For the actual construction of the vessel Ferus subcontracted with another dockyard, Scheepswerf Bijisma BV (“Bijisma”). Bijisma in turn contracted with the Swedish manufacturer of Diesel engines Wartsila Diesel Aktiebolag (“Wartsila”). The written delivery agreement of February 1990 for the engine referred to the general terms and conditions ECE 188 and Marine Equipment Addendum 1987; furthermore, as far as technical personnel was involved, reference was made to the general terms and conditions TP 73 E. Both ECE 188 and TP 73 E contain an arbitration clause. Both general terms and conditions provided for the application of Swedish Law.
 
After the ship was delivered to Emja in 1991, problems with the diesel engine arose. In February 1992 while the vessel was transporting iron-ore from Narvik to Gunness, it had to enter a Norwegian port for repair. The lost rent for the charter and the costs for repair were considerable.
 
To enable Emja to recover its damages against Wartsila, both. Ferus and Bijisma assigned to Emja their rights with respect to the engine. The assignment was executed in a written contract called “Deed of Transfer of Assignment” in December 1993.
 
Based on the assignment Emja brought suit against Wartsila in a Swedish court of first instance (Trollhattans tingsratf). Wartisila objected and invoked the arbitration clauses included in the general terms and conditions ECE 188 and TP 73 E. The court of first instance, as well as the Court of Appeals for Western Sweden (Hovratten for Vastra Sverige) declined jurisdiction on grounds of the arbitration agreement. The case was heard by Sweden’s Supreme Court, who concluded that Emja was bound to arbitrate.
 
Pursuant to the October 15, 1997, decision, Sweden’s Supreme Court settled a question of the highest importance not only under Swedish law. In doing so, the Court showed a strong bias in favor of commercial arbitration. Although the ruling was tendered for an international contract subject to Swedish law, the Court’s reasoning is a significant contribution to the search for fair and viable rules with universal validity on the issue of succession in the field of international commercial arbitration.
 
By holding the assignee bound to the arbitration agreement included in the original parties’ contract, the Supreme Court followed the “automatic transfer doctrine”. The court’s rationale here stems from the necessary protection of the remaining party to the original contract. Through the assignment of contractual rights to third parties, the assignor cannot invalidate the remaining party’s entitlement to arbitrate eventual disputes arising in the context of the assigned right.

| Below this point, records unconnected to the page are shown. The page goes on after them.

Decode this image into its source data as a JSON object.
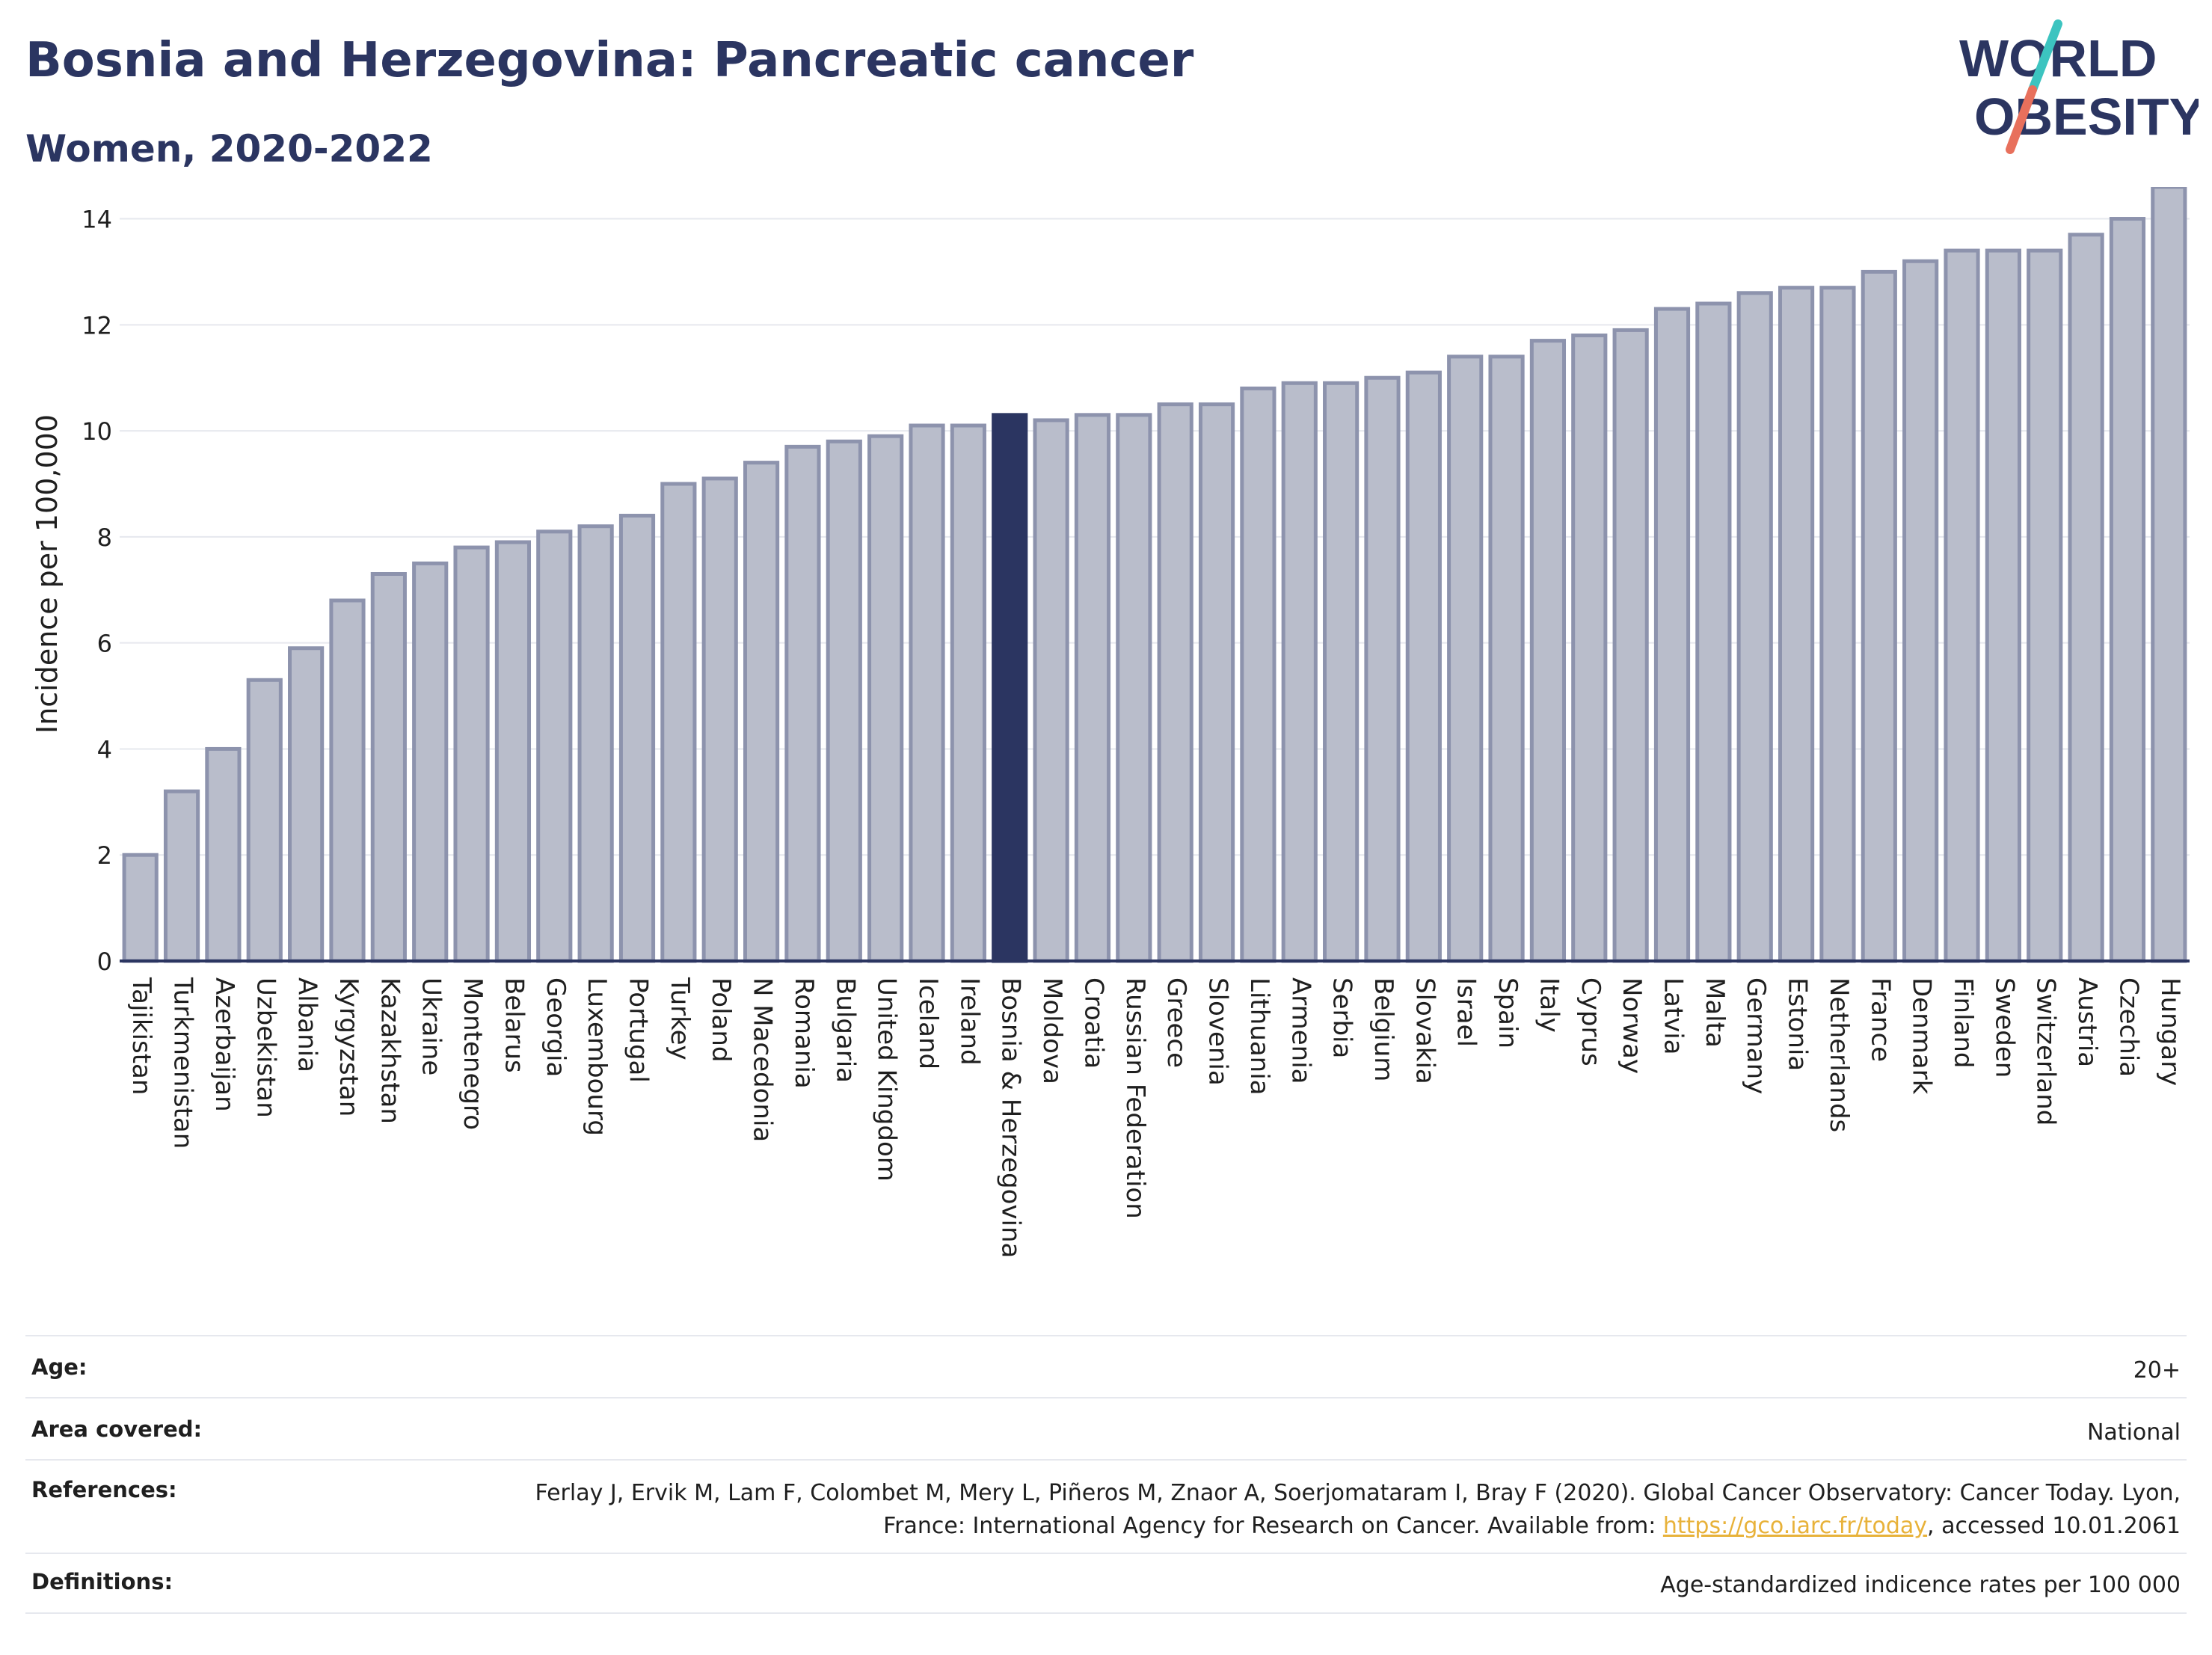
{
  "title": "Bosnia and Herzegovina: Pancreatic cancer",
  "subtitle": "Women, 2020-2022",
  "logo": {
    "line1": "WORLD",
    "line2": "OBESITY",
    "accent_colors": [
      "#3cc4c0",
      "#e8705c"
    ]
  },
  "colors": {
    "bar": "#b9bdcb",
    "bar_stroke": "#8d93ad",
    "highlight": "#2b3561",
    "grid": "#e6e8ee",
    "axis": "#2b3561"
  },
  "chart_data": {
    "type": "bar",
    "ylabel": "Incidence per 100,000",
    "xlabel": "",
    "ylim": [
      0,
      14.6
    ],
    "yticks": [
      0,
      2,
      4,
      6,
      8,
      10,
      12,
      14
    ],
    "grid": true,
    "highlight": "Bosnia & Herzegovina",
    "categories": [
      "Tajikistan",
      "Turkmenistan",
      "Azerbaijan",
      "Uzbekistan",
      "Albania",
      "Kyrgyzstan",
      "Kazakhstan",
      "Ukraine",
      "Montenegro",
      "Belarus",
      "Georgia",
      "Luxembourg",
      "Portugal",
      "Turkey",
      "Poland",
      "N Macedonia",
      "Romania",
      "Bulgaria",
      "United Kingdom",
      "Iceland",
      "Ireland",
      "Bosnia & Herzegovina",
      "Moldova",
      "Croatia",
      "Russian Federation",
      "Greece",
      "Slovenia",
      "Lithuania",
      "Armenia",
      "Serbia",
      "Belgium",
      "Slovakia",
      "Israel",
      "Spain",
      "Italy",
      "Cyprus",
      "Norway",
      "Latvia",
      "Malta",
      "Germany",
      "Estonia",
      "Netherlands",
      "France",
      "Denmark",
      "Finland",
      "Sweden",
      "Switzerland",
      "Austria",
      "Czechia",
      "Hungary"
    ],
    "values": [
      2.0,
      3.2,
      4.0,
      5.3,
      5.9,
      6.8,
      7.3,
      7.5,
      7.8,
      7.9,
      8.1,
      8.2,
      8.4,
      9.0,
      9.1,
      9.4,
      9.7,
      9.8,
      9.9,
      10.1,
      10.1,
      10.3,
      10.2,
      10.3,
      10.3,
      10.5,
      10.5,
      10.8,
      10.9,
      10.9,
      11.0,
      11.1,
      11.4,
      11.4,
      11.7,
      11.8,
      11.9,
      12.3,
      12.4,
      12.6,
      12.7,
      12.7,
      13.0,
      13.2,
      13.4,
      13.4,
      13.4,
      13.7,
      14.0,
      14.6
    ]
  },
  "meta": {
    "age_label": "Age:",
    "age_value": "20+",
    "area_label": "Area covered:",
    "area_value": "National",
    "ref_label": "References:",
    "ref_text1": "Ferlay J, Ervik M, Lam F, Colombet M, Mery L, Piñeros M, Znaor A, Soerjomataram I, Bray F (2020). Global Cancer Observatory: Cancer Today. Lyon, France: International Agency for Research on Cancer. Available from: ",
    "ref_link": "https://gco.iarc.fr/today",
    "ref_text2": ", accessed 10.01.2061",
    "def_label": "Definitions:",
    "def_value": "Age-standardized indicence rates per 100 000"
  }
}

The assignor cannot unilaterally weaken the legal position of the remaining party.
 
The very fact that the remaining party would have the possibility to protect itself against the adverse consequences of the “express consent doctrine”, i.e., the loss of its right to arbitrate in the case of the assignee not consenting to the arbitration agreement, by inserting specific clauses in its original contract with the assignor, was not even discussed by the Court. The possibility of such precautionary clauses in the original contract providing for the remaining party’s remedies in the case of assignment of rights without transferal of the arbitration agreement, was expressly mentioned by the Swedish Government Committee’s report (cf. SOU 1994:81, 91, 94).
 
Thus, the court established the principle, according to which an assignor cannot escape an arbitration agreement by merely assigning to a third party a contractual right which among the original parties was subject to arbitration: The assignee will be bound to the arbitration agreement.
 
In addition, the second issue at stake - whether the remaining party continues to be bound - was brought to a satisfying end. As a result, the Court formulated a general rule according to which the remaining party stays bound by the arbitration agreement absent any “special circumstances” justifying an exception. The court refrained from offering any more words or any examples as to what shape these “special circumstances” could possibly take.